O avanço chinês quebra paradigmas neoliberais e os defensores desse ideário se recusam a


discutir e a reconhecer o experimento bem-sucedido, pois isso implicaria reconhecer seus erros
e abrir mão dos seus dogmas. Como diz Stiglitz, “a magnitude do sucesso da China nas últimas
décadas representa um enigma para a teoria-padrão.

A economia não só se esquivou da estratégia de completa privatização como também deixou de


incorporar numerosos outros elementos do Consenso de Washington. Isso não a impediu de
constituir a maior história de sucesso dos últimos tempos”.

As políticas do Consenso de Washington, prossegue, foram baseadas na rejeição do papel


ativista do Estado e na promoção do Estado minimalista, não intervencionista.
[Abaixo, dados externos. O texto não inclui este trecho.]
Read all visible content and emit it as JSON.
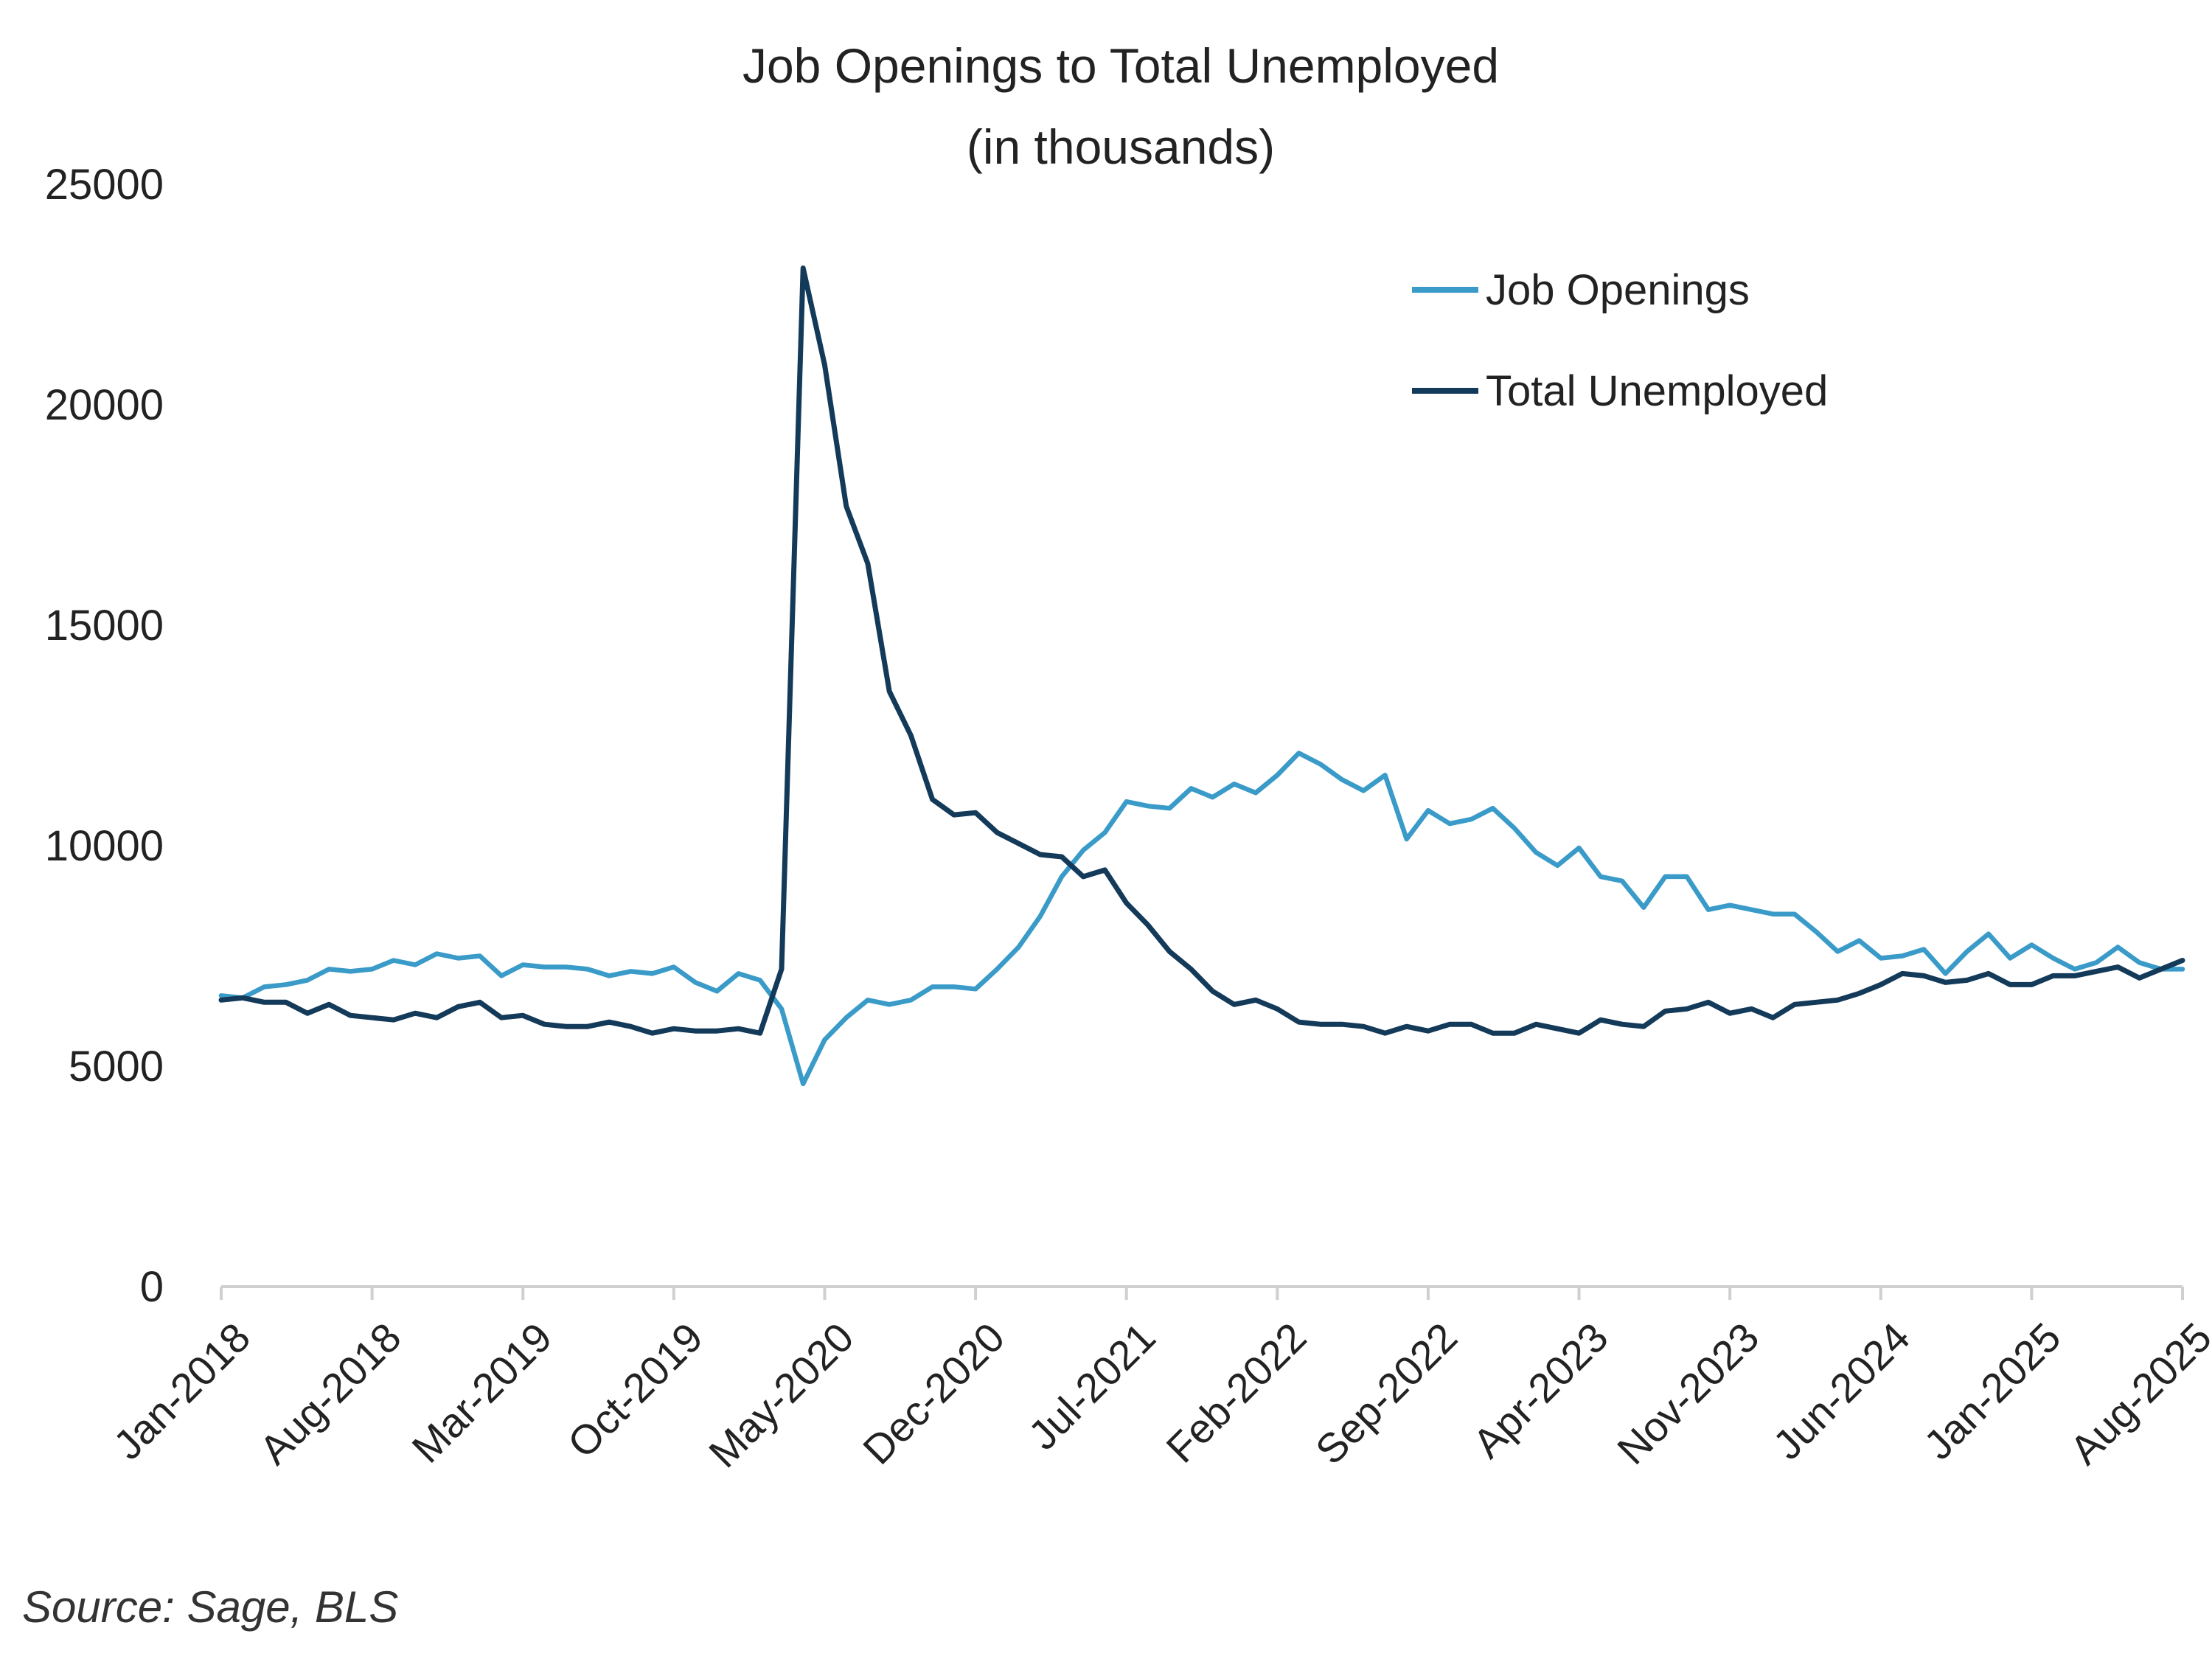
{
  "chart_data": {
    "type": "line",
    "title": "Job Openings to Total Unemployed",
    "subtitle": "(in thousands)",
    "xlabel": "",
    "ylabel": "",
    "ylim": [
      0,
      25000
    ],
    "yticks": [
      0,
      5000,
      10000,
      15000,
      20000,
      25000
    ],
    "x_start": "Jan-2018",
    "x_end": "Aug-2025",
    "xtick_labels": [
      "Jan-2018",
      "Aug-2018",
      "Mar-2019",
      "Oct-2019",
      "May-2020",
      "Dec-2020",
      "Jul-2021",
      "Feb-2022",
      "Sep-2022",
      "Apr-2023",
      "Nov-2023",
      "Jun-2024",
      "Jan-2025",
      "Aug-2025"
    ],
    "legend_position": "top-right",
    "grid": false,
    "series": [
      {
        "name": "Job Openings",
        "color": "#3a9bc9",
        "values": [
          6600,
          6550,
          6800,
          6850,
          6950,
          7200,
          7150,
          7200,
          7400,
          7300,
          7550,
          7450,
          7500,
          7050,
          7300,
          7250,
          7250,
          7200,
          7050,
          7150,
          7100,
          7250,
          6900,
          6700,
          7100,
          6950,
          6300,
          4600,
          5600,
          6100,
          6500,
          6400,
          6500,
          6800,
          6800,
          6750,
          7200,
          7700,
          8400,
          9300,
          9900,
          10300,
          11000,
          10900,
          10850,
          11300,
          11100,
          11400,
          11200,
          11600,
          12100,
          11850,
          11500,
          11250,
          11600,
          10150,
          10800,
          10500,
          10600,
          10850,
          10400,
          9850,
          9550,
          9950,
          9300,
          9200,
          8600,
          9300,
          9300,
          8550,
          8650,
          8550,
          8450,
          8450,
          8050,
          7600,
          7850,
          7450,
          7500,
          7650,
          7100,
          7600,
          8000,
          7450,
          7750,
          7450,
          7200,
          7350,
          7700,
          7350,
          7200,
          7200
        ]
      },
      {
        "name": "Total Unemployed",
        "color": "#143a5a",
        "values": [
          6500,
          6550,
          6450,
          6450,
          6200,
          6400,
          6150,
          6100,
          6050,
          6200,
          6100,
          6350,
          6450,
          6100,
          6150,
          5950,
          5900,
          5900,
          6000,
          5900,
          5750,
          5850,
          5800,
          5800,
          5850,
          5750,
          7200,
          23100,
          20900,
          17700,
          16400,
          13500,
          12500,
          11050,
          10700,
          10750,
          10300,
          10050,
          9800,
          9750,
          9300,
          9450,
          8700,
          8200,
          7600,
          7200,
          6700,
          6400,
          6500,
          6300,
          6000,
          5950,
          5950,
          5900,
          5750,
          5900,
          5800,
          5950,
          5950,
          5750,
          5750,
          5950,
          5850,
          5750,
          6050,
          5950,
          5900,
          6250,
          6300,
          6450,
          6200,
          6300,
          6100,
          6400,
          6450,
          6500,
          6650,
          6850,
          7100,
          7050,
          6900,
          6950,
          7100,
          6850,
          6850,
          7050,
          7050,
          7150,
          7250,
          7000,
          7200,
          7400
        ]
      }
    ]
  },
  "source": "Source: Sage, BLS"
}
“A premissa não assumida é de que os governos são considerados piores do que os mercados.
Assim, quanto menor o Estado, melhor – isto é, menos pior – é o Estado. Eu não acredito em
formulações absolutas do tipo ‘governo é pior do que mercado’. O governo tem o importante
papel de dar respostas às falhas de mercado... tornar o Estado mais eficiente é uma tarefa
consideravelmente mais complexa do que apenas reduzir o seu tamanho.”

No momento em que herdeiros do Consenso de Washington no Brasil reapresentam, com vista


a 2018, propostas emanadas do mesmo ideário colocadas em prática no País nos anos 1990 e
a partir de 2015 com enorme retrocesso econômico e social, todo cuidado é pouco.